There was also another parade in Staten Island today.  But the Mayor skipped that one because, unlike the one in Queens, it excludes openly LGBT marchers and groups.

While I applaud the Mayor’s and Council’s actions, I still have to wonder why, exactly, LGBT groups are so concerned with being part of a parade that, frankly, doesn’t show Irish culture and heritage, or this city, at its best.  I have gone to the parade several times, the last time eleven years ago.  I had just begun to take hormones then, so their effects weren’t visible to anyone who hadn’t seen me before I started to take them. In other words, I viewed the parade as someone who was, to all appearances (as if anyone noticed) a guy in his 40’s or thereabouts.  

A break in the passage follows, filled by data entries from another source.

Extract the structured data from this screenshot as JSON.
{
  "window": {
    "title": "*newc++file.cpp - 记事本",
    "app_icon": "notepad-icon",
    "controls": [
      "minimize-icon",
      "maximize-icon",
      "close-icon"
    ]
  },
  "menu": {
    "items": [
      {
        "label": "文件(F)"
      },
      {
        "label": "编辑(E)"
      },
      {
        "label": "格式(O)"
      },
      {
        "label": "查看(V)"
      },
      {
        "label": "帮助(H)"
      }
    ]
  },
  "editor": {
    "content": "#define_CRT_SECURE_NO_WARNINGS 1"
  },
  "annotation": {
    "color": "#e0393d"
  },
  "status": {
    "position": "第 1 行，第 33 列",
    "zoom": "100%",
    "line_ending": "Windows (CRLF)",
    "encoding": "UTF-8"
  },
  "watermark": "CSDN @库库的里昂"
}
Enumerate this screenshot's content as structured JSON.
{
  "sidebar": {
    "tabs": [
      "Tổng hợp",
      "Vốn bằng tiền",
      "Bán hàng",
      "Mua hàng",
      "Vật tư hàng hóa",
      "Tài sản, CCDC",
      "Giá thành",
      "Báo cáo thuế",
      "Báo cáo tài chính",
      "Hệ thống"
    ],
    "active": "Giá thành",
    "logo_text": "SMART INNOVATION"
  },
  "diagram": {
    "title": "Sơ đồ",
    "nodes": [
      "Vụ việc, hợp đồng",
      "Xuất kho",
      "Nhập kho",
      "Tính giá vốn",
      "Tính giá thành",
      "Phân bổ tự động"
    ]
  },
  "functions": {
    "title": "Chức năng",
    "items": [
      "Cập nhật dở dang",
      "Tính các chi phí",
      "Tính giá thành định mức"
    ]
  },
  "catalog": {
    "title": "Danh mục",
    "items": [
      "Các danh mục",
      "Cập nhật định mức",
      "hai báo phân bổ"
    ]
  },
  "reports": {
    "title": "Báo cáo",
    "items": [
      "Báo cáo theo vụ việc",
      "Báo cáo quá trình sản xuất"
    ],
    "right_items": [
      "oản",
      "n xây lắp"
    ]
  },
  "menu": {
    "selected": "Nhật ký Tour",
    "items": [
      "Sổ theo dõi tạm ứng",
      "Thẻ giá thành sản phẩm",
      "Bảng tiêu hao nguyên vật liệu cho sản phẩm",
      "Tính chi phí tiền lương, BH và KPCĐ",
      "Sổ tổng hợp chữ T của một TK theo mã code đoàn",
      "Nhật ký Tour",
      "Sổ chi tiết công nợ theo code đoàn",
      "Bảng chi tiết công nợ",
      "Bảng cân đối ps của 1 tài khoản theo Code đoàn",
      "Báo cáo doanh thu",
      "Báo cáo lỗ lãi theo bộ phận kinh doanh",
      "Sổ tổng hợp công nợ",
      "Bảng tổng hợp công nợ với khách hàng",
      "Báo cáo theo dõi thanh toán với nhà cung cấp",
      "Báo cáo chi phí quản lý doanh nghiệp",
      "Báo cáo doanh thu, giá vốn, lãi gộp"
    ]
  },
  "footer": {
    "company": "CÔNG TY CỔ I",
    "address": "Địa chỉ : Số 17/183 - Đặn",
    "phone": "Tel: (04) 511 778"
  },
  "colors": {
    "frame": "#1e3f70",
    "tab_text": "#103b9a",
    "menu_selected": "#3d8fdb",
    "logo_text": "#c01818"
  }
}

To tell you the truth, the only person with whom I interacted in that sea of shelaleighs was a friend who knew about my transition.  I didn’t make any effort to start or maintain a conversation with anyone else; I don’t particularly enjoy parades or vast seas of humanity, so I wasn’t in a particularly festive mood.  

Someone might say I don’t appreciate the parade because I’m not Irish.  Perhaps that’s true.  But to me, the mass gathering seemed to be little more than an occasion for a lot of drinking and more than a little loutishness.  About the only time I responded to the parade itself was when the Fire Department’s contagion passed by:  It was only a year and half after 11 September 2001, so I shared reverence almost everyone else in the crowd expressed for the firefighters, who lost so many of their colleagues that day.

I think that LGBT groups—and we, as individuals—can direct our energies to much more important issues than whether a few groups with greatly exaggerated ideas (that, at times, border on unintentional parody) about their heritage will allow us to march in their parade.